Criticising the ban imposed on his book by Gujarat government, Jaswant Singh said it amounted to “banning thinking” and likened the step to the one taken against Salman Rushdie for his controversial work Satanic Verses. “I am greatly saddened by it,” Singh told reporters on the Gujarat government’s decision to ban his book. “The day we start banning books, we are banning thinking,” said Singh.
Asked to comment on BJP’s contention that he had been expelled for his uncharitable comments in the book against Sardar Patel and that his views on Jinnah were different from those of L K Advani, he said, “Let me understand why (I was expelled). Nobody has told me”. On his continuance as MP from Darjeeling, he said he got a telephonic call from his constituency that the people there wanted him to continue as their representative in Lok Sabha.
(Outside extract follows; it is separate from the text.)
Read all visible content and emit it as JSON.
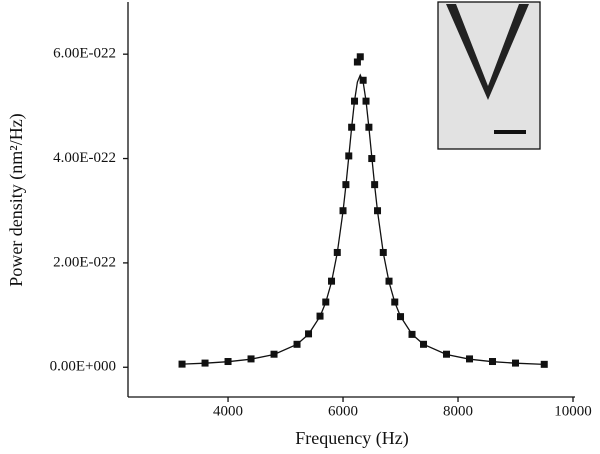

Meanwhile, Fr. Cedric Prakash, Director of PRASHANT, the Ahmedabad based Jesuit Centre for Human Rights, Justice and Peace, in a statement said inter alia: “The decision of the Government of Gujarat to ban, ‘Jinnah: India, Partition Independence’, the controversial book by Jaswant Singh is on expected lines. Freedom of speech and expression, voices of dissent, have been systematically quelled in recent years. This attitude bordering on totalitarianism and surely myopic, does not augur well for the future.
“Whether Singh’s ‘Jinnah’ merits a brief or not, is irrelevant. The point is, that civil society is being treated with an arrogance that conveys a somewhat “you-cannot-think-for-yourself-so-I-will-decide-what’s-good-for-you”. In a highly globalised world, when we boast about vibrancy and a technology for the future, this is the last thing to be expected! It is common knowledge that those who want to read the book will do so at whatever the cost.
“In Gujarat the response to those who challenge is generally the same: whether it is a campaign by a daily newspaper to highlight endemic ills or Medha Patkar focusing on the plight of the displaced adivasis; whether it is Ashish Nandi who has the courage to critique a section of society or the portrayal of reality by a film like ‘Parzania’. Whilst no “official ban” might have been promulgated, the writing on the wall is all too clear. There are some in this State, who would like to maintain the status quo because they know what the bosses want!
“The Gujarat Government would be more honest if it looked at the sub-standard textbooks it produces: of a history which is conveniently distorted and how at a very early age the children of the State are fed with warped ideas of the other: be it in caste, class, religion and even women.”